The formation damage caused by drilling fluid invasion around the wellbore reduces well productivity and changes the reservoir's original characteristics. In this context, drilling fluids specifically designed to perforate pay-zone, known as reservoir drill-in fluids, have been studied to optimize the drilling process and minimize formation damage. This work aimed to evaluate the brine-polymer drill-in fluids rheological behavior, invasion profiles of fluids and formation damage in carbonate and sandstone samples. For this purpose, polymer solutions was prepared using natural (XG) or synthetic (HPAM) polymers, solid-free or including CaCO3 as bridging agent. Rheological and statistical analyses were performed. In addition, invasion lab tests at constant pressure, followed by oil backflow, were run to represent, respectively, the processes of an overbalanced drilling and a natural clean-up. The displacement tests were performed using carbonate and sandstone samples at connate water saturation and the results were compared. Through rheological evaluation and statistic analysis, the polymer and its concentration were confirmed as the main regulators of viscoelastic characteristics and consistency index for XG formulations, while the CaCO3 addition caused significant changes only on HPAM formulations. The data of flow dynamics on carbonate samples pointed out that the oil productivity ratio (PR) was more reduced using XG fluid than HPAM one. This behavior was attributed to the higher elastic characteristics and consistency index of the fluid with XG, which provides higher flow resistance. These results were more significant when the CaCO3 was added to the formulation, i.e., the formation of a filter-cake led to a complete reduction of PR. Comparing the influence of the rock matrix, HPAM fluids invasion was faster for the carbonate sample than for the sandstone one, possibly owing to differences in wettability and heterogeneity as mentioned in the literature. During the clean-up process, all samples showed oil permeability or productivity ratio restoration, but at different rates and cumulative oil volume flooding.

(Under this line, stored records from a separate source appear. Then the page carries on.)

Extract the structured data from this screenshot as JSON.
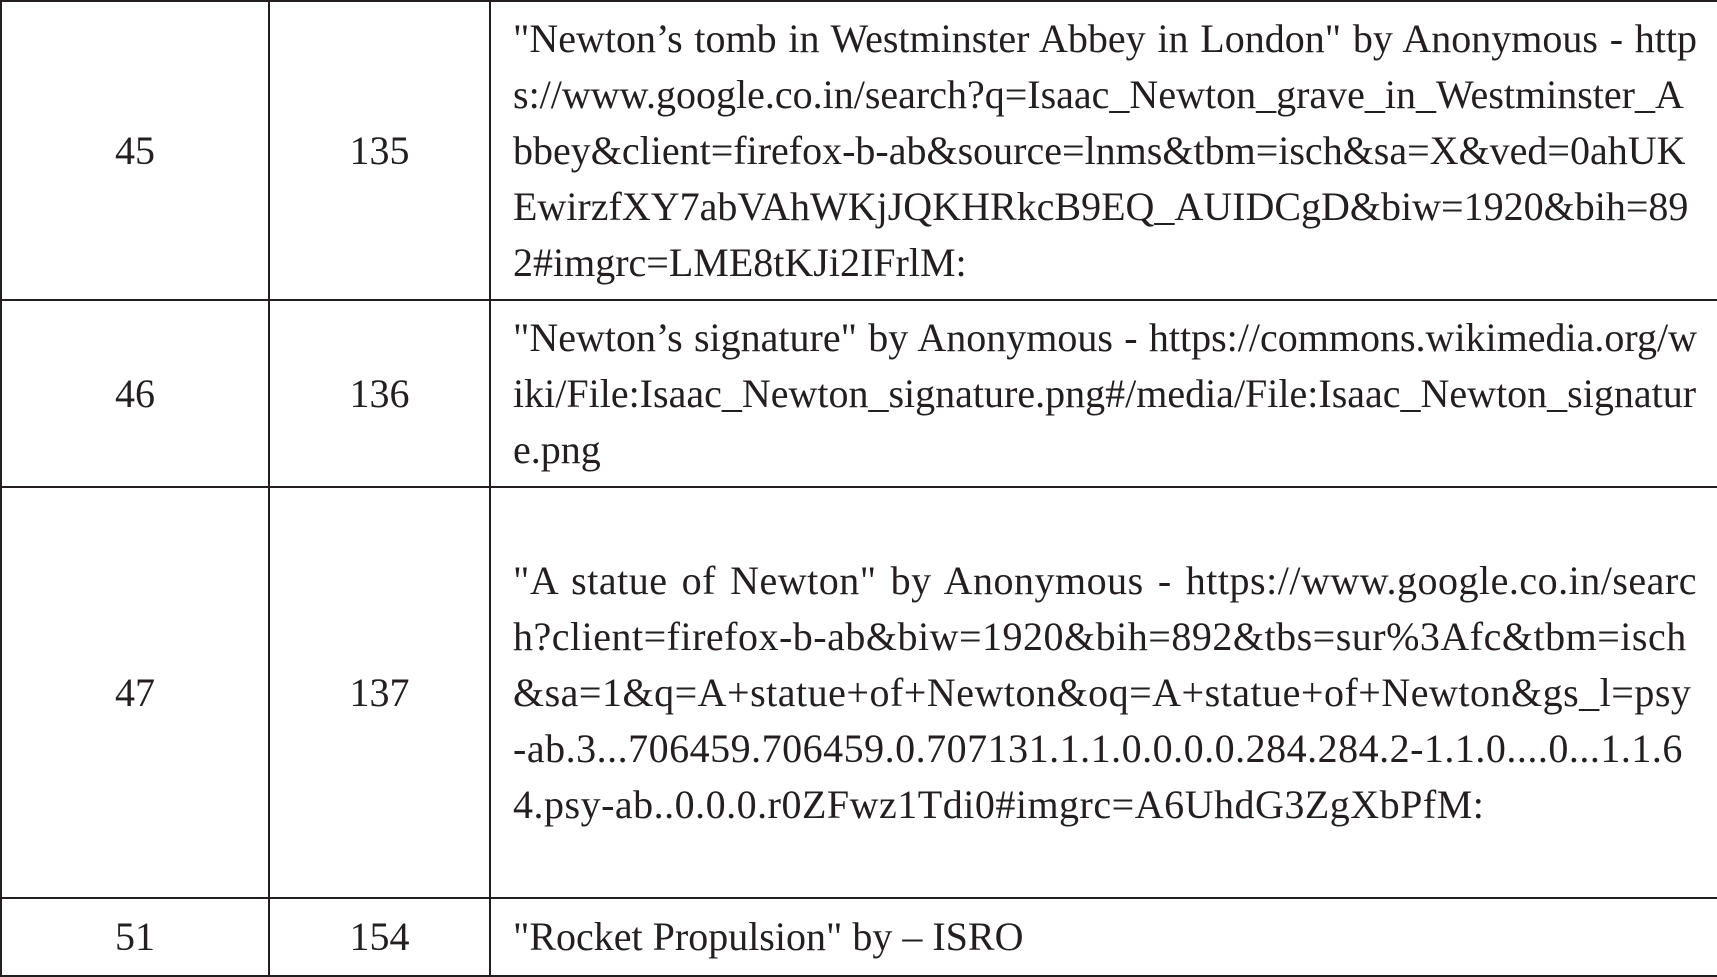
{
  "rows": [
    {
      "serial": "45",
      "page": "135",
      "credit": "\"Newton’s tomb in Westminster Abbey in London\" by Anonymous - https://www.google.co.in/search?q=Isaac_Newton_grave_in_Westminster_Abbey&client=firefox-b-ab&source=lnms&tbm=isch&sa=X&ved=0ahUKEwirzfXY7abVAhWKjJQKHRkcB9EQ_AUIDCgD&biw=1920&bih=892#imgrc=LME8tKJi2IFrlM:"
    },
    {
      "serial": "46",
      "page": "136",
      "credit": "\"Newton’s signature\" by Anonymous - https://commons.wikimedia.org/wiki/File:Isaac_Newton_signature.png#/media/File:Isaac_Newton_signature.png"
    },
    {
      "serial": "47",
      "page": "137",
      "credit": "\"A statue of Newton\" by Anonymous - https://www.google.co.in/search?client=firefox-b-ab&biw=1920&bih=892&tbs=sur%3Afc&tbm=isch&sa=1&q=A+statue+of+Newton&oq=A+statue+of+Newton&gs_l=psy-ab.3...706459.706459.0.707131.1.1.0.0.0.0.284.284.2-1.1.0....0...1.1.64.psy-ab..0.0.0.r0ZFwz1Tdi0#imgrc=A6UhdG3ZgXbPfM:"
    },
    {
      "serial": "51",
      "page": "154",
      "credit": "\"Rocket Propulsion\" by – ISRO"
    }
  ]
}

Fluids used in overbalanced drilling, where the pressure exerted by the fluid on the borehole is greater than the reservoir pore pressure, can invade the reservoir and promote the reduction of permeability of the pay-zone. This problem is called formation damage. This way, the development of specific fluid technology for drilling the reservoir, known as drill-in fluids, has been intensified with a view to minimize this problem, optimize the drilling and maintain the properties of the reservoir contacted.

Brine-polymer drill-in fluids may have high viscosity because their composition typically includes polymeric additives, which act as viscosity agents and filtered reducers, salts and bridging agents, which contributes to the formation of filter cake (Civan 2000, Cameron 2001, Martins et al. 2005, Queiroz Neto et al. 2007, Petri and Queiroz Neto, 2010, Li et al. 2011).

Given the characteristics that are assigned to the use of these fluids, this work aims to evaluate the rheological behavior of brine-polymer drill-in fluids with synthetic (partially hydrolyzed polyacrylamide - HPAM) and natural (xanthan gum - XG) polymer, whether or not containing bridging agents, in order to correlate the rheological characteristics observed to the analyses of invasion of these fluids in porous medium and their removal with backflow in sandstone and carbonate samples.